There is a one-word solution (fortunately, since you don't have time to read more) to lunch on the run, unexpected party preparations, and similar situations: croqueticas. Sorry, one more word is necessary: Rosa. And actually, for non-Spanish speakers, still another word: Mercedes.
Croquetas are, of course, a Cuban party staple, and available at just about any take-out café cubano window or Hispanic grocery store, from those glass-fronted warming cases that keep the croquettes warm all day. But classic croquetas basically are three-bite specimens, about the dimensions of an extremely fat finger. And while croquetas ideally are supposed to be crisp outside and creamy inside (anyone lived in Miami long enough to remember the almost flanlike fillings Douglas Rodriguez did at Yuca?), more commonly the deep-fried morsels' exteriors are either overbreaded or so soggy they collapse midbite, while interiors tend toward heavy knishlike mashed-potato mushiness.
At La Rosa Bakery, which has been around since 1968, the croquetas are croqueticas, tiny enough to pop into your mouth while, if absolutely necessary, keeping that cell phone conversation going without sounding incoherent. And the texture is terrific: lightly breaded outside, light inside, and above all, fresh with a capital F. When I showed up recently, long after lunch but a bit before evening commuter hour, my very cordial, in-charge server Mercedes (La Rosa's only apparent speaker of any English whatsoever) looked doubtfully at the small heap of between-time croqueticas and handed me a free sample. "I do not know if you will like," she warned ominously. "It has been maybe two hours since they are baked."
"They're better than any croquetas in town!" I declared.
"All right, but I charge you only ten cents apiece," she conceded. It seemed like bank robbery on my part, as croqueticas here are supposed to cost 25 cents each. Since there was no other way to get Mercedes to release the tasty tidbits, however, I had to agree, with the proviso I'd return the next morning for fresh-out-of-the-fryer fingerlings.
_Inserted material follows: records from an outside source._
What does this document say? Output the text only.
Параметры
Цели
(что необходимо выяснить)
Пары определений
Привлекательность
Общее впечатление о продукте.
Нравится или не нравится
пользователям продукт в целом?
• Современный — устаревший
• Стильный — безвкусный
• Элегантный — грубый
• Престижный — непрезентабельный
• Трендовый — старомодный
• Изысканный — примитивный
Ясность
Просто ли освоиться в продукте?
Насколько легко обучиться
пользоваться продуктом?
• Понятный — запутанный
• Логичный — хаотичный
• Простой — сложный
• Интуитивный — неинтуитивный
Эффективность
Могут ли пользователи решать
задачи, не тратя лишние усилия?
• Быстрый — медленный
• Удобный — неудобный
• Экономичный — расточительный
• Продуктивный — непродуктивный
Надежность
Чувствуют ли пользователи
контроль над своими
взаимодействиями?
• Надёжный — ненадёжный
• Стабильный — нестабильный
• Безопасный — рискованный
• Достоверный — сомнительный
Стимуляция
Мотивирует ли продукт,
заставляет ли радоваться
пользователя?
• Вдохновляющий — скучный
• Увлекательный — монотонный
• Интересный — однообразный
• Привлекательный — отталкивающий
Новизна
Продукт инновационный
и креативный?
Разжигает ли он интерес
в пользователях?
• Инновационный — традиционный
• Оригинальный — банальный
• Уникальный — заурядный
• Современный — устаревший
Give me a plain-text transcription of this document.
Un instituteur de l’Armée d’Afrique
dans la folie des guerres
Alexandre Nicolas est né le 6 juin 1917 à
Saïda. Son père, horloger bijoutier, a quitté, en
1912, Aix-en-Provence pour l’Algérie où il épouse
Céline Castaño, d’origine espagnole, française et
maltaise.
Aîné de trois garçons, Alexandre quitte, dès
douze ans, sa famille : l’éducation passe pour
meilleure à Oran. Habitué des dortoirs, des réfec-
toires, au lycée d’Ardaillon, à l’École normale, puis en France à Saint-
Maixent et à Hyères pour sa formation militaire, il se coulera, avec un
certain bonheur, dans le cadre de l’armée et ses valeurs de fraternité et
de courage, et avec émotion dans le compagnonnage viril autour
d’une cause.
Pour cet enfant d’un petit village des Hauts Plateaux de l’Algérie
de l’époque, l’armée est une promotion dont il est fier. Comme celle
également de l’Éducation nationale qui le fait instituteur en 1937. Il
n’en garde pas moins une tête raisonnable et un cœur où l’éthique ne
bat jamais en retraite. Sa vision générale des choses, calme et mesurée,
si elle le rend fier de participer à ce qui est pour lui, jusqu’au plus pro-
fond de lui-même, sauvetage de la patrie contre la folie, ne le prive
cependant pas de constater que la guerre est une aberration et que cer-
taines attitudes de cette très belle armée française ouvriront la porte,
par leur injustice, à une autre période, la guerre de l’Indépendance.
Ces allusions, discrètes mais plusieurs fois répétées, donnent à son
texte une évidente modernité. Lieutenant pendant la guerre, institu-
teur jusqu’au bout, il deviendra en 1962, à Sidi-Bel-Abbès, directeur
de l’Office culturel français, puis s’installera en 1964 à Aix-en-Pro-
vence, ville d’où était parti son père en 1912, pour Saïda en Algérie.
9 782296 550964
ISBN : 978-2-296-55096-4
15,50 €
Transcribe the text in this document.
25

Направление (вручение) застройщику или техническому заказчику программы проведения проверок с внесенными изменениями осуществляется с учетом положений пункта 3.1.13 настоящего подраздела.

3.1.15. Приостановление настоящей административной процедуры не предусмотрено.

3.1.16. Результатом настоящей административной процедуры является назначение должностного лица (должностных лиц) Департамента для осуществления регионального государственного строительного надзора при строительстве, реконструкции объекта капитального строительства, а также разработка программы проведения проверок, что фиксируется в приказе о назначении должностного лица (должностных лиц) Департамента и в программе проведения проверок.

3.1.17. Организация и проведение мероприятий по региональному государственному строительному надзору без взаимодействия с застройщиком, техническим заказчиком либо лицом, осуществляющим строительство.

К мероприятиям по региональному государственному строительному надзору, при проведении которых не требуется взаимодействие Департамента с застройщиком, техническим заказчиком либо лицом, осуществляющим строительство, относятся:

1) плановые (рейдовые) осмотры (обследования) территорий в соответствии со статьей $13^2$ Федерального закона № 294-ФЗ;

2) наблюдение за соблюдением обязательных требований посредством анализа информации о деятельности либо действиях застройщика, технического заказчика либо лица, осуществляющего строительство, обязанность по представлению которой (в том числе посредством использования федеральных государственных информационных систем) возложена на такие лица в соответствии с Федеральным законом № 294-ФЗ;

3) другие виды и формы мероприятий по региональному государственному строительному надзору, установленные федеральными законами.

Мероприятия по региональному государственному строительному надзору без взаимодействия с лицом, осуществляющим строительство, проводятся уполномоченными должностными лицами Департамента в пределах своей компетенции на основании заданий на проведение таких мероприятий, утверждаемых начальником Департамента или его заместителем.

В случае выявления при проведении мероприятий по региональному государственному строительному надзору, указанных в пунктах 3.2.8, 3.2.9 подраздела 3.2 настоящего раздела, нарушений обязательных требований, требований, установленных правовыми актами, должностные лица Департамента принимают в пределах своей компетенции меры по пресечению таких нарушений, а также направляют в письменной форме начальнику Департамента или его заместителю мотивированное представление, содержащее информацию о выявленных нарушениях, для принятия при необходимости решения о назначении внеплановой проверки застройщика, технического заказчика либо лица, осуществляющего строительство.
Okay. While there is a slightly livelier exterior crunch and more custardy interior creaminess, the main difference in La Rosa's early hours croqueticas is that there is chicken as well as the usual ham -- which is welcome to someone like me who finds ham's strong, meaty smokiness an overstatement in as delicate an item as a croqueta at its best. But what early birds also are more likely to find are fritturas de bacalao. Spicy, packed with peppers and diced fish, and as addictively spongy as churros, these cod fritters are what one always hopes conch fritters will be. They are not as elegantly small as croqueticas, but you wouldn't want them to be.